Stroke affects more than half a million people in the United States each year and, while less than a third of strokes are fatal, about 60% of victims are affected by a decline in muscle control and cognitive function. As yet, there is no proven therapy for treating lasting damage from stroke.
"As the population ages, strokes and neurodegenerative diseases, such as Alzheimer's and Parkinson's, will become more prevalent," said Trojanowski. "Grafted hNT cells show remarkable promise in their ability to restore stroke damage."
Unlike cells derived from embryonic stem cells, the use of cloned adult cells does not pose any ethical or legal problems. In addition, they do not harbor known human pathogens or potentially infectious agents as might be found in transplants from other species.
The safety of hNT cells is well documented and has been used previously in normal rodents as well as animal models of stroke, Huntington's disease, Parkinson's Disease and trauma, with encouraging results. The cells have been extensively characterized in vitro, and are amenable to genetic engineering.
"What is potentially most important is that NT2 neurons can be grown in unlimited quantities," said Trojanowski. "These cells represent a relatively inexpensive and limitless source for therapy."
The Phase I clinical trial was conducted at the University of Pittsburgh Medical Center.
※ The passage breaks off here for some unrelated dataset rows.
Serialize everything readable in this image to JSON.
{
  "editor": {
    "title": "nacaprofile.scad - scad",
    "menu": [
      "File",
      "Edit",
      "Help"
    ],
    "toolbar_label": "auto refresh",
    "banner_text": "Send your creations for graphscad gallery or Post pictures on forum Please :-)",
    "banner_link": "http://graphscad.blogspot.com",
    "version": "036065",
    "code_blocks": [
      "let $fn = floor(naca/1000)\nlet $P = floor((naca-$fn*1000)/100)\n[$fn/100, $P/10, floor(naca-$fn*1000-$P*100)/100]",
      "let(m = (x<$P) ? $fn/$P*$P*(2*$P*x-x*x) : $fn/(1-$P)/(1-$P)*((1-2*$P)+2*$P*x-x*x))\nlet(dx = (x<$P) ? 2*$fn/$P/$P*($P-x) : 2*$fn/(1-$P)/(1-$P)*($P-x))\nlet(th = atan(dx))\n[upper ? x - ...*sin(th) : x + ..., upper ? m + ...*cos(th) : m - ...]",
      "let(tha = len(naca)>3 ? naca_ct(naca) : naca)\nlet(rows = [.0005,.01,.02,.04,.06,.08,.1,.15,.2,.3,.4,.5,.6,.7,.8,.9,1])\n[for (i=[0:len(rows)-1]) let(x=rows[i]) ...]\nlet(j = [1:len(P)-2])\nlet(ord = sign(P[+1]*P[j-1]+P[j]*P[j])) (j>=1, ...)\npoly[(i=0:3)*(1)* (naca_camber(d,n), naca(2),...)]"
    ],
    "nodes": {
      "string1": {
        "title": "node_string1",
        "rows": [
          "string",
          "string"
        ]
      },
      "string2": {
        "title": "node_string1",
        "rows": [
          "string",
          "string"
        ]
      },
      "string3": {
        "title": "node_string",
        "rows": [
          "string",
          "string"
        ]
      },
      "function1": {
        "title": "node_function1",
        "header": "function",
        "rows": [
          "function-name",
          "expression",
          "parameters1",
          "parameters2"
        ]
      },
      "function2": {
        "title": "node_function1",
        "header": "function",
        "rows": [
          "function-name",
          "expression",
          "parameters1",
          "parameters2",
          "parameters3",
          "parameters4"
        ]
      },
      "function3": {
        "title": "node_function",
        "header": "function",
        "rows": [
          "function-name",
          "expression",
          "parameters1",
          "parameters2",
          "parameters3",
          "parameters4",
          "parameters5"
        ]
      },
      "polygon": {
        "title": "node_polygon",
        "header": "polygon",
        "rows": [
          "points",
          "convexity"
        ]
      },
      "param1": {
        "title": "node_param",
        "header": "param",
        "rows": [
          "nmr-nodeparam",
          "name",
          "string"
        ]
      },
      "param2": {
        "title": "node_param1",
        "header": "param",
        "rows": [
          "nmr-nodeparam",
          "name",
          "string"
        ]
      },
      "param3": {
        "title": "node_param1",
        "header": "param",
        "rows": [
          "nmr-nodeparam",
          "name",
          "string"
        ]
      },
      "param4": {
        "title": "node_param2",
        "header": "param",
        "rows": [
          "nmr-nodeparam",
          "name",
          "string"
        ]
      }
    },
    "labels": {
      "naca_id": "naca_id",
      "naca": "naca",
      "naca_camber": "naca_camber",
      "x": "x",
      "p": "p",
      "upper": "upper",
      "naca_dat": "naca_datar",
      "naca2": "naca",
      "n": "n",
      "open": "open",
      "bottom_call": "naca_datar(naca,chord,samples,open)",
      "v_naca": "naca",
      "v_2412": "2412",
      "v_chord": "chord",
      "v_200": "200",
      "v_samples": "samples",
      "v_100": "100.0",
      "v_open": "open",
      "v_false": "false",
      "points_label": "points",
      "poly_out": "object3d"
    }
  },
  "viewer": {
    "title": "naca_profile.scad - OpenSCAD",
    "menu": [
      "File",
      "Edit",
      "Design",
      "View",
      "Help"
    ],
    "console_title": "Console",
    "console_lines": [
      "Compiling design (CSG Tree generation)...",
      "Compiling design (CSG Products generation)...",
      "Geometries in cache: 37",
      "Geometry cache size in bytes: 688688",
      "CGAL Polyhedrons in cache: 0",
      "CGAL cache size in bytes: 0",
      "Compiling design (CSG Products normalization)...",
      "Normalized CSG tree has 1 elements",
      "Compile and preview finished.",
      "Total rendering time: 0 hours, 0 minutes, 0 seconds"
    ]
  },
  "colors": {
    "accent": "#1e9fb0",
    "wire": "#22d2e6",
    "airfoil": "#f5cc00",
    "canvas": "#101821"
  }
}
The trial leaders there sent the brain to Penn's CNDR for study and comparison to other brains in their extensive brain bank.
Trojanowski's group was unable to find a tumor anywhere in the brain and, furthermore, the researchers were unable to find evidence of complications due to implant surgery.
The clinical use of hNT cells is currently undergoing a Phase II trial at the University of Pittsburgh Medical Center.
This study, and the clinical trial, was supported by Layton Bioscience,
Inc. Trojanowski and Virginia M.-Y. Lee, PhD, are the founders of -- and
consultants for -- Layton Bioscience, and hold equity in the company. The
University of Pennsylvania is also a part owner of the company.